I learned, too, something about growing up in modest circumstances on the South Side of Chicago, at a time, to be sure, preceding the tragic, daily gun violence we hear about today, but a time when even middle class black status meant lesser educational opportunity and greater social insecurity. (Curiously--and I thought about this often as I read--I visited the South Side during her early teenage years as I worked on a research project into the life and work of the African American artist Charles White, who was brought up in that area in the 1920s). As Ms. Obama describes it in eloquent and compelling detail, it required the loving, often exacting support of a close family and community, as well as an abundance of grit and determination on her own part, to emerge from that circumstance as she did--an enormously self-confident, accomplished, and compassionate human being.
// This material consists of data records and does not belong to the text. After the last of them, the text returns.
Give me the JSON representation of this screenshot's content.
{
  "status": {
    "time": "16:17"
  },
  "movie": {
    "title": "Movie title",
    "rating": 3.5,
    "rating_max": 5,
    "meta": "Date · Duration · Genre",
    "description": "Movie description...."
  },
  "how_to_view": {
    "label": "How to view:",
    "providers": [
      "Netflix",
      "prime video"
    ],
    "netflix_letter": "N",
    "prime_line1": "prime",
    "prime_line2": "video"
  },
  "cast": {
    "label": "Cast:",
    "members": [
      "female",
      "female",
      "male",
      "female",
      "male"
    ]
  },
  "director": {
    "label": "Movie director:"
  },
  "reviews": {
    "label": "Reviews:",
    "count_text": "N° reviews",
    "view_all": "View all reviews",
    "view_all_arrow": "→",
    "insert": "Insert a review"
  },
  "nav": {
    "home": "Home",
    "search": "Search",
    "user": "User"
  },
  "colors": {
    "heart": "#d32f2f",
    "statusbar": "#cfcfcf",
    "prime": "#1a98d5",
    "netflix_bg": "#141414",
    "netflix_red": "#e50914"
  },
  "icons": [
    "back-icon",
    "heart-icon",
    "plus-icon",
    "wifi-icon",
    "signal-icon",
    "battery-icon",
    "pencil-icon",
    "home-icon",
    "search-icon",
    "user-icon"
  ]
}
As for being a woman and being black, she is honest--though without self-pity--about the obstacles she had to face as she navigated her way through her undergraduate days at Princeton and later Harvard Law School, and landed a job at a prestigious Chicago law firm where she first met... well, you know who. The "becoming" in this part of her story is the transition from girl to woman, from the security of a protective African American community to a world where the privileges of white and male most often went unquestioned, where she confronted herself constantly with the question: Am I good enough? She invites us to accompany her through a daunting series of "firsts"--first woman to, first black woman to...--as she works through sometimes agonizing doubts and critical self-appraisal with unfailing and disarming honesty. We feel her inner struggle even as we admire her brilliant success.

As honest with herself as she is with her reader, Ms. Obama leads us through the early stages of a relationship and marriage which are extraordinary only because of the outsize character of its two protagonists. They experience the same illusions and disappointments as the rest of us, the same moments of shared bliss and the same nasty marital disputes. Together, like so many couples in America today, they struggle with their desire for children and the refusal of nature to collaborate without medical intervention. With the eventual joy of motherhood, she confronts the dilemma of so many women who are constrained to make the choice between family and professional prospects. With the growing realization of her husband's political aspirations, she has to find within herself the willingness to make huge sacrifices--career, privacy, family life--in order to accommodate the potential that she sees in him. We find her torn between personal happiness and supporting her husband in the fulfillment of his goals.

And finally, once this man has stepped, against all odds, into the highest office to which any politician could aspire, once he moves into the Oval Office and his family into the White House, she invites us to accompany her as she learns to become something else again, adjusting her first obligation as the mother of two growing girls to those of the--first black!--First Lady of the United States. Through her eyes, we catch riveting glimpses into what it means to live in the presidential bubble, surrounded constantly by men with guns and the eyes of the curious, and required to accept both adulation and vilification with equal grace.

Becoming is an eminently readable book by a wholly admirable woman. While its background is of necessity the grand canopy of world history, it remains an intensely personal account of a remarkable journey--a journey that starts in modest origins and ends, provisionally at least, at the peak of fame and power. She leaves the reader wishing her well, and confident that she still has much to contribute to the country that, no matter the personal sacrifice, she has served so well.